A team of researchers from the Accelerator Technology & Applied Physics (ATAP) Division at Berkeley Lab, California, has developed a new technique for combining fiber lasers operating at different wavelengths to produce ultrashort laser pulses.The team says the work could advance the development of laser-plasma accelerators (LPAs), which have the potential to push the frontiers of high-energy physics and enable discoveries in materials science, fusion research, and many other areas.
LPAs use intense, ultrafast laser pulses passing through a plasma to accelerate charged particles up to a thousand times faster than current technologies. They promise more compact and powerful machines that are less expensive to build and operate than conventional accelerators.
The research was published in Optics Express.
Currently, most LPAs use laser pulses with repetition rates of only a few Hertz; however, realizing the full potential of LPAs “will require high-power laser systems capable of generating ultrashort, high-energy laser pulses at repetition rates in the kHz range or higher,” said Siyun Chen, a researcher at ATAP’s BELLA Center, who led the experimental demonstration of the new technique.
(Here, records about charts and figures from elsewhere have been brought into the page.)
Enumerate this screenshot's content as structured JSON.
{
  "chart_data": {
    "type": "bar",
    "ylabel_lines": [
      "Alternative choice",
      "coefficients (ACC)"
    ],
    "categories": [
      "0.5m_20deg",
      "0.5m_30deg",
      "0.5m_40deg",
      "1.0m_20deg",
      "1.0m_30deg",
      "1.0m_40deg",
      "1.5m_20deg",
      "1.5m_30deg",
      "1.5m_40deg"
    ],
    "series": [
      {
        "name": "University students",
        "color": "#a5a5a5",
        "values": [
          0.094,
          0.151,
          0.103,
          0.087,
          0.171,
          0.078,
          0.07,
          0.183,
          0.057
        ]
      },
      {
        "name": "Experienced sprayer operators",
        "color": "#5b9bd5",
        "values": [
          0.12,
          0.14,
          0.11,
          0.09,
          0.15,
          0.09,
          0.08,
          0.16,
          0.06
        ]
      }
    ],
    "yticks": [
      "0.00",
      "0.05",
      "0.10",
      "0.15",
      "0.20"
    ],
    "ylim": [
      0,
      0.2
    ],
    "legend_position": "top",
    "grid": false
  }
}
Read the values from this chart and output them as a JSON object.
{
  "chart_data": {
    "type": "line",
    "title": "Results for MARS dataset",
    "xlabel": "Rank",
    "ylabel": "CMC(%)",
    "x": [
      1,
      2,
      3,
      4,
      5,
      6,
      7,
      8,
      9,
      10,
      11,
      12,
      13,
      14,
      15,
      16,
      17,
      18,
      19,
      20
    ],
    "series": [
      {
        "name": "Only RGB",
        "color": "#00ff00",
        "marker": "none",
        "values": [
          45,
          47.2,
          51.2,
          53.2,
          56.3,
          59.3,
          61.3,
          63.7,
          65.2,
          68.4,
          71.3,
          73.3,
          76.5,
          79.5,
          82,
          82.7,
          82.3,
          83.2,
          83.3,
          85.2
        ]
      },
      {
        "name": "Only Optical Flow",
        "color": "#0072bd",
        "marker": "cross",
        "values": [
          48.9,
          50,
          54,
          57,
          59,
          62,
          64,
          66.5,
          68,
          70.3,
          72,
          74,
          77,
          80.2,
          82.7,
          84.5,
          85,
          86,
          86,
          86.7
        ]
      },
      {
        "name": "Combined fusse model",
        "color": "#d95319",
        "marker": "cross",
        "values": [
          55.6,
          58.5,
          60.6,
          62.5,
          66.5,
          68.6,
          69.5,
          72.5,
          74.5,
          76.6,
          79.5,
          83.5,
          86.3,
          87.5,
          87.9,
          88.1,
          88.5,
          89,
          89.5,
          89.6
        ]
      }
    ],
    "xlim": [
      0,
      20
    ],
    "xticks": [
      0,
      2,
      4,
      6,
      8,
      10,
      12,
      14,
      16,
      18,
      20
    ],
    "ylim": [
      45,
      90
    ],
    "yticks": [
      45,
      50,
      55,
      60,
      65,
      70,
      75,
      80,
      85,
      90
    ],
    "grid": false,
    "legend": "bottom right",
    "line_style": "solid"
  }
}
These constraints, added Chen, place demanding requirements on the laser systems that generate such pulses. So, the researchers turned to fiber lasers, which she explained are the “most efficient high-power laser technology demonstrated to date and also have extensive industrial development that could be leveraged in our work.”
Although the energy and power of pulses produced by fiber lasers can be scaled up by combining multiple pulses in space and in time, these pulses, however, are currently limited to about 100 fs, which are not short enough to drive LPAs.
“While fiber laser systems offer the highest wall-plug efficiencies—the electrical-to-optical power efficiency—the spectrum of ultrashort laser pulses amplified in these systems narrows,” explained Tong Zhou, a research scientist in ATAP’s BELLA Center who led the development of the new technique.
Spectral combination“This gain narrowing is a fundamental effect when laser pulses are amplified in this way; the narrower the pulse’s spectrum is, the longer its duration. Consequently, it is very challenging for high-power fiber lasers to generate pulses shorter than about a hundred fs.”
However, by spectrally combining multiple laser pulses operating at adjacent wavelength ranges, the team, which also included Qiang Du from the Engineering Division and Dan Wang and Russell Wilcox from ATAP, achieved an ultra-broad combined spectrum able to support very short pulses at tens of femtoseconds.
To increase the bandwidth and produce tens-of-fs-long pulses, the researchers first used a mode-locked oscillator and ytterbium-doped fiber amplifier to generate pulses of 120 fs at 100 MHz repetition rates. These were sent to a photonic-crystal fiber, where their spectrum was broadened from 27 nm to 90 nm.
“This ultra-broadband spectral combining with synthesized pulse shaping produced pulses of only 42 fs in duration, which is significantly shorter than the pulses generated from each of the three fiber channels,” said Chen. “We believe this is the shortest pulse duration ever achieved from a spectrally combined ytterbium fiber laser system.”
Zhou said, “While the work has demonstrated ultrafast pulses that are so far at low energy, it demonstrates the key principles of ultra-broadband spectral combining and coherently spectrally synthesized pulse shaping and provides a path forward for using fiber lasers to drive LPAs.”
The team plans to add more amplification stages and implement multidimensional techniques capable of spatially, temporally, and spectrally combining fiber lasers to produce high-energy, tens-of-fs laser pulses.